Interurban has had an odd trajectory. This premium pub grub spot opened on Mississippi at the end of 2011 under the ownership of John Gorham, Kurt Huffman and Dan Hart. Gorham has two Restaurant of the Year plaques; Huffman owns a piece of about a dozen spots including No. 4 St. Jack. The Big Three never found a flow, and Hart bought the others out of this underlit little tavern with a big, sometimes smoky patio. You might figure Interurban was destined for a downgrade—Hart otherwise owns two beer-focused German spots, the bro-y bar Prost and Stammtisch. But, finally, five years in, Interurban has come into its own as a roundly excellent gastropub with top-tier draft beer, excellent cocktails, and food that pairs well with both. Chef Jonny Henry's small menu at this "publican's table" is mostly the same stuff you find at others of its ilk—roasted bone marrow, crab cakes, steak frites, salad topped with blue cheese and hazelnuts—but it's the first and only place in Portland to do it on the level you find at places like Denver's Euclid Hall. An early fall visit found the kitchen assembling a simple but exquisite salad from ultra-ripe heirloom tomatoes, a fat dollop of maple-smoked chevre, tissue paper-thin slivers of salty fatback and sweet, nutty Banyuls vinegar ($10). It's exactly the sort of thing that looks easy to compose until you see it bungled so many times. Our entrees included a perfectly grilled rainbow trout served under fried leeks and above smoked baby potatoes ($14) and a perfectly medium-rare hanger steak ($15), served already sliced and sopped with a rich, spicy and delightfully trashy demi glace. Pair it with the artisanal Jell-O shots ($3, jiggly G&Ts on our visit) and apologize to no one.

(Megan Nanna)
(Megan Nanna)

GO: 4057 N Mississippi Ave., 503-284-6669, interurbanpdx.com. 3 pm-2:30 am Monday-Friday, 10 am-2:30 am Saturday-Sunday. $.

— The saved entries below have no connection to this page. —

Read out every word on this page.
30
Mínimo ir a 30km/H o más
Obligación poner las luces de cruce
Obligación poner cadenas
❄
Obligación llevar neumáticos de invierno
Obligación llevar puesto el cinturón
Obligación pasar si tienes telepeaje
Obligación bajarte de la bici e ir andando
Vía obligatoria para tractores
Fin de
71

Eat: Steak, potatoes, salad—seriously.

Drink: The rotating beer list is fantastic, and the cocktails are better. Interurban does one of the best Old Fashioneds ($10) in town and is equally passionate about other classics, like an Applejack Fix made with Laird's and Combier orange ($10) and a version of the storied old gin-and-vermouth cocktail known as the Lone Tree, here made with Hayman's old tom and both Dolin dry and Cinzano rossa ($10).

Most popular dish: Trout BLT with house-smoked rainbow trout and Nueske's bacon on bread baked fresh to order, and the boar burger with roasted Hatch chiles, queso botanero and pickled jalapeños.

Noise level: 55/100

Expected wait: Usually none.

Who you'll eat with: It really depends on where you're sitting.